《Berita TBS Seattle Ling Shen Ching Tze Temple - 西雅圖雷藏寺》
Walaupun cuaca dingin di Seattle, namun tidak menyurutkan hangatnya semangat para siswa untuk mendengar dan belajar Buddha melalui puja bakti hari Sabtu pertama di tahun 2020. Mulacarya Dharmaraja Liansheng Lu Shengyan hadir memimpin puja bakti Sadhana Istadevata Ksitigarbha Bodhisattva di Seattle Ling Shen Ching Tze Temple (西雅圖雷藏寺).
Pada puja bakti kali ini nampak satu hal yang istimewa, banyak orang India yang menetap di Seattle datang untuk bersarana, sungguh merupakan suasana baru di tahun yang baru ! Sebelum menyambut pergantian tahun, tanggal 31 Desember 2019 di Taman Arama Zhenfo, Dharmaraja sempat mengatakan : “Kita lihat, apakah di tahun 2020 ada wajah baru ?” dua hari setelahnya, mulai nampak keluarga India berdatangan untuk memuja Buddha di vihara cikal bakal, dan bahkan berkonsultasi. Mereka menyampaikan ucapan terima kasih yang sebesar-besarnya atas welas asih Dharmaraja Liansheng yang telah mengerahkan Dharmabala untuk benar-benar membantu keluarga dan anak-anak mereka.
Berkat adhisthana Mulacarya Dharmaraja Liansheng, puja bakti berjalan dengan sempurna dan manggala. Pada permulaan Dharmadesana, Dharmaraja mengingatkan kita bahwa dalam hidup ini memang banyak ha-hal yang tidak sesuai harapan, telah memanjatkan permohonan namun tidak terkabul, tidak menginginkannya tapi malah mendadak memperolehnya, seolah-olah Tuhan sedang mempermainkan nasib dan peruntungan kita. Demikian pula dengan lotre, ada orang yang sudah menghabiskan banyak uang untuk membeli lotre, tapi tidak pernah menang, ada orang yang iseng beli selembar saja langsung menang, “Sembarang menancapkan batang ke tanah, malah tumbuh menjadi pohon yang besar.” ( Kesuksesan yang tak terduga ). Walaupun demikian, kita mesti tetap tekun, andalkan diri sendiri untuk mengubah nasib dan peruntungan, teladani semangat ikrar agung Ksitigarbha Bodhisattva.

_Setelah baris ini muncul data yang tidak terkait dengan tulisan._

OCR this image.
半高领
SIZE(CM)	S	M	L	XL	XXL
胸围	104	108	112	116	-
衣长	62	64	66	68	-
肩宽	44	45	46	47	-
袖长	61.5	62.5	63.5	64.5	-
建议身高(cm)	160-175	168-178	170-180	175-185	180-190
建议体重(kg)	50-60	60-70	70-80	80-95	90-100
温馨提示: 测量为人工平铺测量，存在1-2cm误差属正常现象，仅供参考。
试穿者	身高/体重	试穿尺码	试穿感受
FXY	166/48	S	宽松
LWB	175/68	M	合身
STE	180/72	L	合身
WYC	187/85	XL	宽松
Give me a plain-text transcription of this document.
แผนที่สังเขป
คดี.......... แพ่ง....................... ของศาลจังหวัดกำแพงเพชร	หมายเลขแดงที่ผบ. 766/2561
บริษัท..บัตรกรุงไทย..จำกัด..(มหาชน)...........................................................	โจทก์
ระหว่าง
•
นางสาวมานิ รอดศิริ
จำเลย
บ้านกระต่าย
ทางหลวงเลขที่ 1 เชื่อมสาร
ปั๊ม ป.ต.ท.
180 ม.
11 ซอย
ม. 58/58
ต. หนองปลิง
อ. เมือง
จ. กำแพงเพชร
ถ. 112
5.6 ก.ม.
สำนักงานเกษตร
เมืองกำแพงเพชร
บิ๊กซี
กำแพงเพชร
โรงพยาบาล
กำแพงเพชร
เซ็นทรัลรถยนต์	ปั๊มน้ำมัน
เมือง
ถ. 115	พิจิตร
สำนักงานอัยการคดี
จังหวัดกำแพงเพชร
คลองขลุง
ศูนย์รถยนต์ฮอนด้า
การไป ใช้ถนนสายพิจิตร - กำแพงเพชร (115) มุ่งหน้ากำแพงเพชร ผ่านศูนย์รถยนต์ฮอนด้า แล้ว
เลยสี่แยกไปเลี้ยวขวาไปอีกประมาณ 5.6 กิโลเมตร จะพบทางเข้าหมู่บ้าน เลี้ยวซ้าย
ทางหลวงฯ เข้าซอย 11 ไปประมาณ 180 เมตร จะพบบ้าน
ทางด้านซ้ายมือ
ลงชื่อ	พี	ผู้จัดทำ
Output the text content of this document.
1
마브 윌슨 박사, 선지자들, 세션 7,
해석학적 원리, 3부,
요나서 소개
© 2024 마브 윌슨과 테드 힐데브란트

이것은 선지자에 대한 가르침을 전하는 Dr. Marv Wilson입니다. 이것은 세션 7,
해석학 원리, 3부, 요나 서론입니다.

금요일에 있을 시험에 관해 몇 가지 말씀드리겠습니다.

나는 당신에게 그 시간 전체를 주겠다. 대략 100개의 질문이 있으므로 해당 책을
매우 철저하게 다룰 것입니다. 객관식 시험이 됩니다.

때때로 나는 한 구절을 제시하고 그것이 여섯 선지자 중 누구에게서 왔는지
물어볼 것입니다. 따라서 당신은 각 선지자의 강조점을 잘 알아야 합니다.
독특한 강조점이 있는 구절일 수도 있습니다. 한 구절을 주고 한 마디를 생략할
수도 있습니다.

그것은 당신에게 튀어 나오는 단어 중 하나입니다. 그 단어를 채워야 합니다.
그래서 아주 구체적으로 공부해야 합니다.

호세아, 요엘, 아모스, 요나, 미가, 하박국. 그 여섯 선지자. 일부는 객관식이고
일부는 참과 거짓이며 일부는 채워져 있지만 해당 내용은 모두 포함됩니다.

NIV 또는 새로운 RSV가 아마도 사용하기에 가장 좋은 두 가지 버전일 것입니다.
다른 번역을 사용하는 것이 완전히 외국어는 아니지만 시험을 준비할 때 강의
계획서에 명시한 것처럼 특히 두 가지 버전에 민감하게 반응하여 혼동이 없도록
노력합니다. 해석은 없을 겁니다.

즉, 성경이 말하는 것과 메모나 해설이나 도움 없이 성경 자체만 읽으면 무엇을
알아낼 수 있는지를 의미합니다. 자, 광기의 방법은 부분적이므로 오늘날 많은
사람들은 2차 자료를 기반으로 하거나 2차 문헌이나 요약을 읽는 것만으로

Sadparamita antara lain : dana, sila, ksanti, virya, dhyana, dan prajna, dalam setiap butirnya mengandung pentingnya ketekunan, sebab ketekunan merupakan sumber motivasi untuk mengamalkan Sadparamita.
Dharmaraja menggunakan pengalaman diri sendiri sebagai contoh, setiap hari selalu tekun melukis, menulis, bersadhana, meditasi manunggal, japa mantra, baca sutra, dan masuk samadhi, tidak pernah berhenti barang sehari pun. Tidak peduli semalam apa pun, atau seletih apa pun, kewajiban hari ini mesti diselesaikan hari ini juga, tugas yang mesti diselesaikan tidak akan ditunda sampai besok, walau waktunya tidak cukup lagi, tetap berupaya menyelesaikan misi.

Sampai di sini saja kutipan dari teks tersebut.